When Chrissy Teigen’s 3-year-old daughter, Luna, was an infant, a doctor diagnosed her with tongue-tie.
Teigen was shocked. A few days earlier, she had brushed off an Instagram follower who suggested Luna had the condition.
What is tongue-tie?
Tongue-tie, more formally known as ankyloglossia, is easy to miss. According to Dr. Adva Buzi, an attending physician in the Division of Otolaryngology (Ear, Nose and Throat) at Children’s Hospital of Philadelphia, many adults are walking around with the congenital abnormality and have no idea.
Tongue-tie is characterized by an unusually short, thick or tight lingual frenulum — the band of tissue that connects the tongue to the base of the mouth — that can restrict tongue mobility.
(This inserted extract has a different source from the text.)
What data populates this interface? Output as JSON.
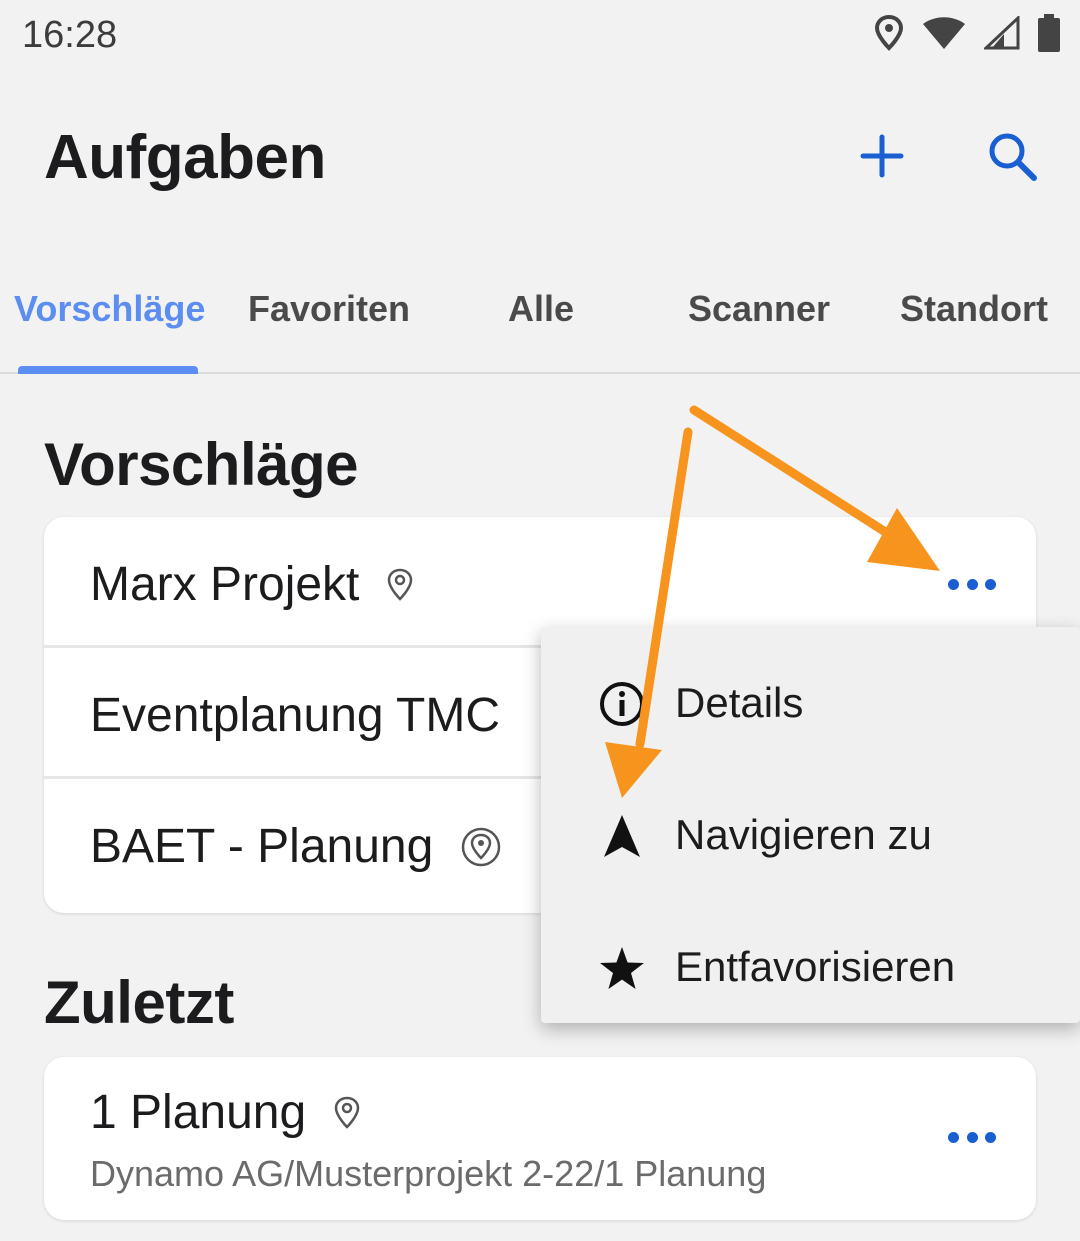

“Many people will be asymptomatic,” Buzi told TODAY Parents. “But the most common symptom is feeding difficulty, most commonly when breastfeeding. Characteristically, ankyloglossia results in a shallow latch and poor seal around the nipple.”
But not all babies with tongue-tie struggle to nurse.
“Some infants with even the most significant of tethering have no issues with latching,” Buzi explained.
What are signs that a person has tongue-tie?
Though tongue-tie should be diagnosed by a medical professional, there are physical signs to look for including a tongue that appears heart-shaped when stuck out, Buzi noted.
“Otherwise, in order to identify ankyloglossia, the tongue must be elevated toward the roof of the mouth. This can be done by placing an index finger below either side of the tongue and lifting up," Buzi told TODAY Parents. “A lingual frenulum would then appear as a band at the center of the underside of the tongue. Some people compare its (webbed) appearance to the Eiffel Tower.”
How is tongue-tie treated?
The condition, which can also cause dental and speech issues, is treated with a frenectomy, a procedure in which a doctor or dentist cuts the lingual frenulum to release it using scissors or a laser. But it’s not always necessary.
“If the tongue-tie is not leading to feeding difficulty or a person’s symptoms are not felt to be related to the frenulum, no treatment is required,” Buzi said.
For Teigen’s daughter, a frenectomy was the way to go.
As she recently told People: “We got it fixed.”